I narrow my eyes. “How do you know that?”
Again, Hel translates, and Gavril shrugs. “He’s been here for nearly two weeks. You’ve been here a few days. Things are overheard. Gossip spreads. The girl with no voice bested the Prince of the East, and now she’s in Malgros with the Witch Collector, wanting to hunt down Vexx before sailing to the Summerlands and journeying to the City of Ruin.”
My stomach sinks, and I can feel the blood drain from my face as Hel sighs a quiet Fuck. If this is common knowledge, we’re in more danger than we realized.
Worried, I open my end of the bond and reach for Alexus, to warn him. At first there’s nothing, though his end of the rune is as clear as the sun. I close my eyes and call for him.
Find me. Leave. Find me. Not safe.
When I open my eyes, my rune warms to a burn, so hot I gasp and slip my hand under the part of my dress that covers the mark.
Where are you? That’s the question that races along the bond from Alexus. Where are you? Where are you? Where are you? Please talk to me.
I double over from the power of his plea. All I can manage to communicate is Finn. Tavern. Finn.
“Raina.” Hel rushes to my side. “Are you all right?”
I shake my head. Alexus is panicking.
“Perhaps you should get her some water or ale,” Gavril says. “A cool cloth.” Finn agrees, and before I can argue, Hel hurries downstairs to the tavern.
The moment the door closes, my entire world changes.
Gavril flashes a blade through the air so fast I barely have time to look up and flinch. Blood sprays my face, and when I turn, stunned, Finn is gasping, his throat slit from side to side, blood spilling from the wound and then from his mouth.
With those big brown eyes, he stares at me in shock and horror, trying to say my name, and I clasp his throat, blood seeping between my fingers. Already I smell his death approaching—the aroma of a forge fire and leather, of the air just before a rainstorm.
My mind stutters as I search for the glimmering threads of his life and think the Elikesh words to save him. Loria, Loria, anim alsh tu bretha, vanya tu limm volz…
But a hot, sharp pain stabs into my ribs.
I gasp and jerk, and Finn slips from my hold—there’s so much blood. He collapses on the floor as I look up and meet Gavril’s eyes. The man hovers over me, caging me in my chair, his dagger buried in my side. I can hear Finn struggling, coughing, choking, suffocating on his own blood.
And it makes me cold with fury.
Fulmanesh, iyuma.
A ball of fire shoots from the hearth and flies toward Gavril. Something stops it mid-air, the fiery orb spinning in place until it disintegrates into sparks dancing on the floor.
Gavril smiles and grips my throat.
He’s a witch. Or sorcerer. A man with magick.

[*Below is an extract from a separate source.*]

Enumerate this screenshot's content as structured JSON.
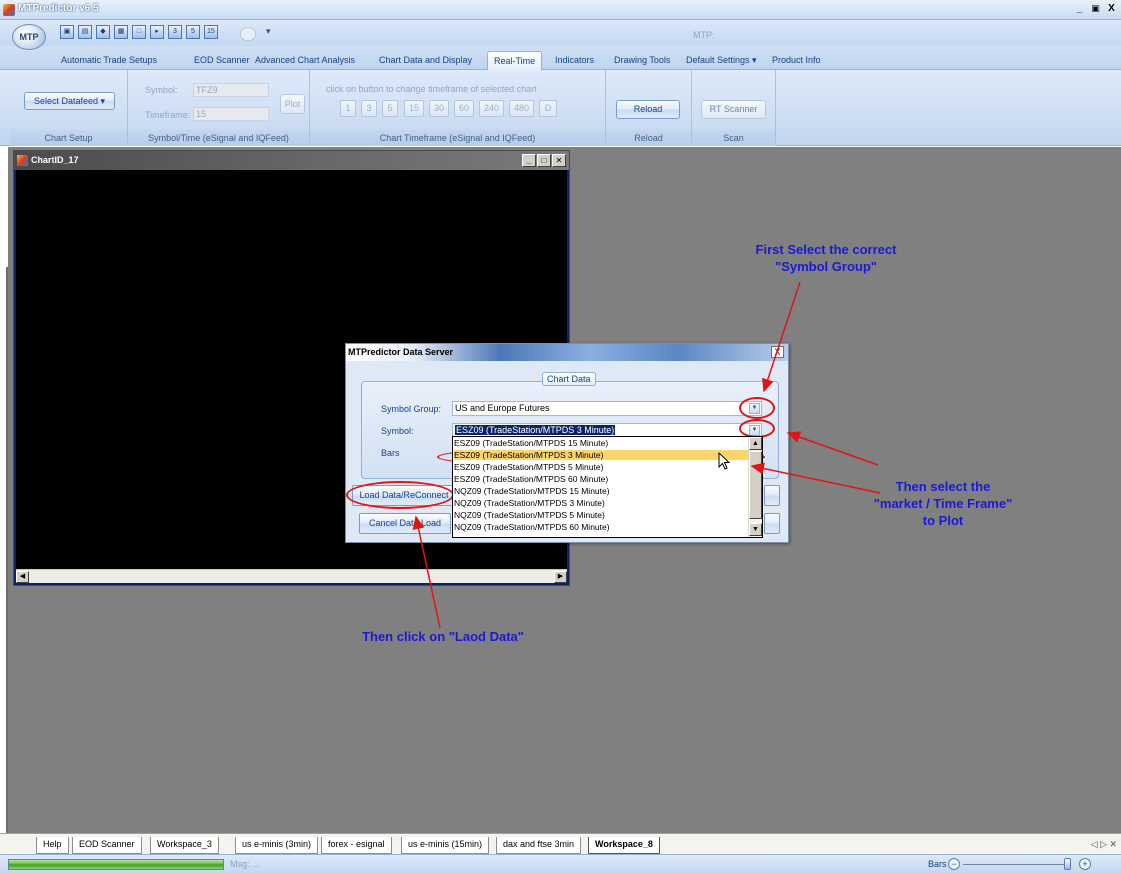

I try again and again, launching fire balls at my newest enemy as he pushes my head against the back of my chair. He catches the raging orbs with his mind and quickly extinguishes the flames.

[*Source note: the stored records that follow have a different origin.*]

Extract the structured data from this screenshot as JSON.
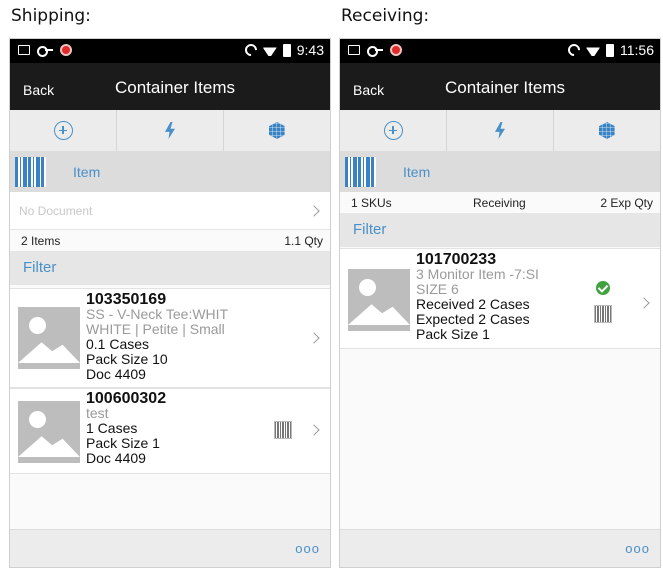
{
  "captions": {
    "shipping": "Shipping:",
    "receiving": "Receiving:"
  },
  "shipping": {
    "status": {
      "time": "9:43"
    },
    "title": "Container Items",
    "back_label": "Back",
    "item_label": "Item",
    "document_placeholder": "No Document",
    "count_left": "2 Items",
    "count_right": "1.1 Qty",
    "filter_label": "Filter",
    "items": [
      {
        "sku": "103350169",
        "desc1": "SS - V-Neck Tee:WHIT",
        "desc2": "WHITE | Petite | Small",
        "qty": "0.1  Cases",
        "pack": "Pack Size 10",
        "doc": "Doc 4409"
      },
      {
        "sku": "100600302",
        "desc1": "test",
        "qty": "1  Cases",
        "pack": "Pack Size 1",
        "doc": "Doc 4409"
      }
    ],
    "more_label": "ooo"
  },
  "receiving": {
    "status": {
      "time": "11:56"
    },
    "title": "Container Items",
    "back_label": "Back",
    "item_label": "Item",
    "count_left": "1 SKUs",
    "count_mid": "Receiving",
    "count_right": "2 Exp Qty",
    "filter_label": "Filter",
    "items": [
      {
        "sku": "101700233",
        "desc1": "3 Monitor Item -7:SI",
        "desc2": "SIZE 6",
        "received": "Received  2  Cases",
        "expected": "Expected  2  Cases",
        "pack": "Pack Size 1"
      }
    ],
    "more_label": "ooo"
  },
  "colors": {
    "accent": "#4a90c8",
    "titlebar": "#1b1b1b",
    "status_ok": "#3fa23f"
  },
  "icons": [
    "photo-icon",
    "key-icon",
    "alert-icon",
    "sync-icon",
    "wifi-icon",
    "battery-icon",
    "add-icon",
    "lightning-icon",
    "container-icon",
    "barcode-icon",
    "chevron-right-icon",
    "checkmark-icon",
    "image-placeholder-icon"
  ]
}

But one—one—blessedly strikes his face, drawing a scream from his chest, a howl of a sound that rattles the room as the fire blisters his cheek and singes his hair.
Shaking with pain, his grip loosens, but he never lets go of me, his weight pinning me. The fire in his hair and on his skin fades quickly though, and he stares down, eyes wild and head half-scorched. “Stupid, foolish woman. You will pay.”
Desperate, I call for my magickal blade. Lunthada, comida, bladen tu dresniah, krovek volz gentrilah!
The amethyst light sputters into existence but instantly vanishes, as though sucked away.
Gavril’s eyes sparkle and glow, that same shade of amethyst, as though he absorbed my magick. He tilts his head back, lips parted, relishing it. I can see the pleasure on his face—like that small bit of magick is renewing him.
In those few moments of distraction, I imagine Finn laughing and smiling. Quickly, I work at weaving his life threads as I gather the side of my dress in my hand and slip my blood-slicked hand over my thigh, feeling for leather and steel.
“I was supposed to let you live,” Gavril says. “Get you to Vexx and the prince. But you had to go and summon Un Drallag, didn’t you? I could feel it. Feel him. He should know that this war is no place for such a delicate thing as you.” He leans close, reeking of burned flesh and hair. “When I first saw you, I hated to be the one to snuff out your light. But now I don’t care. Some lights burn too brightly, so tonight is your last night to shine, pretty one.”